Troubleshooting TiDB Server OOM Issues

translator_bot · June 20, 2024, 10:21pm

Note:
This topic has been translated from a Chinese forum by GPT and might contain errors.

Original topic: tidb-server oom问题排查

| username: jaybing926

Version: v5.4.3
Issue: Recently, I have been receiving the TIDB_node_restart alert frequently. Upon checking the monitoring, it appears that high memory usage is the cause. Due to the diverse and extensive usage by various business operations, I want to pinpoint the specific problematic SQL. How can I locate it?

Here are some screenshots of the issue:

I have tried searching for slow query SQL on the Dashboard, but it seems I couldn’t find any SQL that consumes such a large amount of memory. I wonder if it’s because the SQL hasn’t completed execution, so the logs haven’t recorded it. How can I specifically locate it?

translator_bot · June 20, 2024, 10:21pm

| username: tidb狂热爱好者 | Original post link

You have already located it, it’s these SQLs.

translator_bot · June 20, 2024, 10:21pm

| username: wluckdog | Original post link

When checking TiDB logs, there will be expensive SQL statements.

translator_bot · June 20, 2024, 10:21pm

| username: TiDBer_小阿飞 | Original post link

translator_bot · June 20, 2024, 10:21pm

| username: tidb狂热爱好者 | Original post link

Scold the person who wrote the SQL. Then lock them in a small dark room. Deploy their group’s application separately in a TiDB server frontend component. Upgrade their dedicated line. If any TiDB instance crashes, their own business will be unavailable without affecting others.
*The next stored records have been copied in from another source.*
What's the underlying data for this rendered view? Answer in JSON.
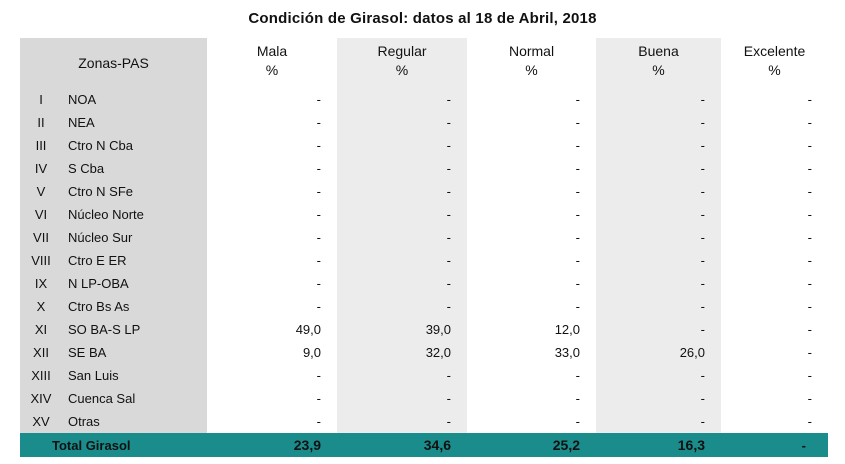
{
  "title": "Condición de Girasol: datos al 18 de Abril, 2018",
  "header": {
    "zonas": "Zonas-PAS",
    "columns": [
      {
        "label": "Mala",
        "unit": "%"
      },
      {
        "label": "Regular",
        "unit": "%"
      },
      {
        "label": "Normal",
        "unit": "%"
      },
      {
        "label": "Buena",
        "unit": "%"
      },
      {
        "label": "Excelente",
        "unit": "%"
      }
    ]
  },
  "rows": [
    {
      "num": "I",
      "name": "NOA",
      "values": [
        "-",
        "-",
        "-",
        "-",
        "-"
      ]
    },
    {
      "num": "II",
      "name": "NEA",
      "values": [
        "-",
        "-",
        "-",
        "-",
        "-"
      ]
    },
    {
      "num": "III",
      "name": "Ctro N Cba",
      "values": [
        "-",
        "-",
        "-",
        "-",
        "-"
      ]
    },
    {
      "num": "IV",
      "name": "S Cba",
      "values": [
        "-",
        "-",
        "-",
        "-",
        "-"
      ]
    },
    {
      "num": "V",
      "name": "Ctro N SFe",
      "values": [
        "-",
        "-",
        "-",
        "-",
        "-"
      ]
    },
    {
      "num": "VI",
      "name": "Núcleo Norte",
      "values": [
        "-",
        "-",
        "-",
        "-",
        "-"
      ]
    },
    {
      "num": "VII",
      "name": "Núcleo Sur",
      "values": [
        "-",
        "-",
        "-",
        "-",
        "-"
      ]
    },
    {
      "num": "VIII",
      "name": "Ctro E ER",
      "values": [
        "-",
        "-",
        "-",
        "-",
        "-"
      ]
    },
    {
      "num": "IX",
      "name": "N LP-OBA",
      "values": [
        "-",
        "-",
        "-",
        "-",
        "-"
      ]
    },
    {
      "num": "X",
      "name": "Ctro Bs As",
      "values": [
        "-",
        "-",
        "-",
        "-",
        "-"
      ]
    },
    {
      "num": "XI",
      "name": "SO BA-S LP",
      "values": [
        "49,0",
        "39,0",
        "12,0",
        "-",
        "-"
      ]
    },
    {
      "num": "XII",
      "name": "SE BA",
      "values": [
        "9,0",
        "32,0",
        "33,0",
        "26,0",
        "-"
      ]
    },
    {
      "num": "XIII",
      "name": "San Luis",
      "values": [
        "-",
        "-",
        "-",
        "-",
        "-"
      ]
    },
    {
      "num": "XIV",
      "name": "Cuenca Sal",
      "values": [
        "-",
        "-",
        "-",
        "-",
        "-"
      ]
    },
    {
      "num": "XV",
      "name": "Otras",
      "values": [
        "-",
        "-",
        "-",
        "-",
        "-"
      ]
    }
  ],
  "total": {
    "label": "Total Girasol",
    "values": [
      "23,9",
      "34,6",
      "25,2",
      "16,3",
      "-"
    ]
  },
  "colors": {
    "total_row": "#1a8c8c",
    "zona_column": "#d9d9d9",
    "stripe": "#ececec"
  }
}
translator_bot · June 20, 2024, 10:21pm

| username: tidb菜鸟一只 | Original post link

Please share the execution plan for the first SQL statement you mentioned above.
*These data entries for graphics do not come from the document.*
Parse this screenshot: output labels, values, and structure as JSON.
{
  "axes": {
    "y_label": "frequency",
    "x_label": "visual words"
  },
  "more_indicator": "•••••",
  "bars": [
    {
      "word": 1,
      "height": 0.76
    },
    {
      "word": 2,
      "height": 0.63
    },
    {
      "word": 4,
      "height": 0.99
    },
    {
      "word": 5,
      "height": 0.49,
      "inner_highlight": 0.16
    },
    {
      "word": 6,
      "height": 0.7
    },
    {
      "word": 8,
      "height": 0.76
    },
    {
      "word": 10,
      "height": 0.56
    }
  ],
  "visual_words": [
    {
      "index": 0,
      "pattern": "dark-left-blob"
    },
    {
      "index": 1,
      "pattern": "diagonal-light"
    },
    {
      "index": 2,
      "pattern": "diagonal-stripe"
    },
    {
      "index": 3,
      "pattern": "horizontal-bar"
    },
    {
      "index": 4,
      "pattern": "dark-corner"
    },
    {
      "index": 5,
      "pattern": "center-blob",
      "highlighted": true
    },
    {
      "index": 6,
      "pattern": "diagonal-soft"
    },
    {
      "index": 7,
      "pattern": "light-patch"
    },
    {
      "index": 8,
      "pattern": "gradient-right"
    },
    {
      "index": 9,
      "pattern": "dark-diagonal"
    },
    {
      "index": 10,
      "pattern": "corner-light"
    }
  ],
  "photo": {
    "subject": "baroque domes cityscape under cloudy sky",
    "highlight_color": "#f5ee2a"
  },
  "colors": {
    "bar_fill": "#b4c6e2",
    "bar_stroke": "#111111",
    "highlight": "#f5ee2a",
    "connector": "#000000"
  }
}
translator_bot · June 20, 2024, 10:21pm

| username: kelvin | Original post link

This is possible.

translator_bot · June 20, 2024, 10:21pm

| username: zhimadi | Original post link

It’s only 4 entries totaling over 400MB, it shouldn’t be an issue. Our cluster used to have just 16GB*3 of memory, and at night, the statistics application often handled multiple entries with a maximum of 1GB without any problems. Could it be due to some other reason?

translator_bot · June 20, 2024, 10:21pm

| username: jaybing926 | Original post link

Look at my monitoring data. When I encountered an OOM, the memory usage reached over 60GB, but in the dashboard, it only shows a few hundred MB. It doesn’t match up.

translator_bot · June 20, 2024, 10:21pm

| username: 源de爸 | Original post link

First optimize the top 10 SQL queries and then observe the results. Often, it is not a single SQL query causing the issue.

translator_bot · June 20, 2024, 10:21pm

| username: Inkjade | Original post link

Conduct a performance analysis when there are machine issues. Analyze the flame graph and combine it with slow SQL to identify the specific reasons.

translator_bot · June 20, 2024, 10:21pm

| username: 小于同学 | Original post link

This is possible.

translator_bot · June 20, 2024, 10:21pm

| username: 饭光小团 | Original post link

Generally, we look at the expensive logs in the TiDB logs.

translator_bot · June 20, 2024, 10:21pm

| username: 小龙虾爱大龙虾 | Original post link

The slow log is recorded when the SQL execution ends. When an OOM occurs, the process is directly killed, so it is indeed possible that it is not recorded. For the logs that are recorded, you can first check why there is excessive memory usage. Then, use the log search function on the Dashboard to search the logs of the TiDB server by using the keyword “expensive” to find some SQL statements.

translator_bot · June 20, 2024, 10:21pm

| username: Hacker_QGgM2nks | Original post link

Directly set up monitoring to check for the keyword “expensive” in the logs, but some might not be captured.

translator_bot · June 20, 2024, 10:21pm

| username: DBAER | Original post link

Optimize it yourself based on the dashboard.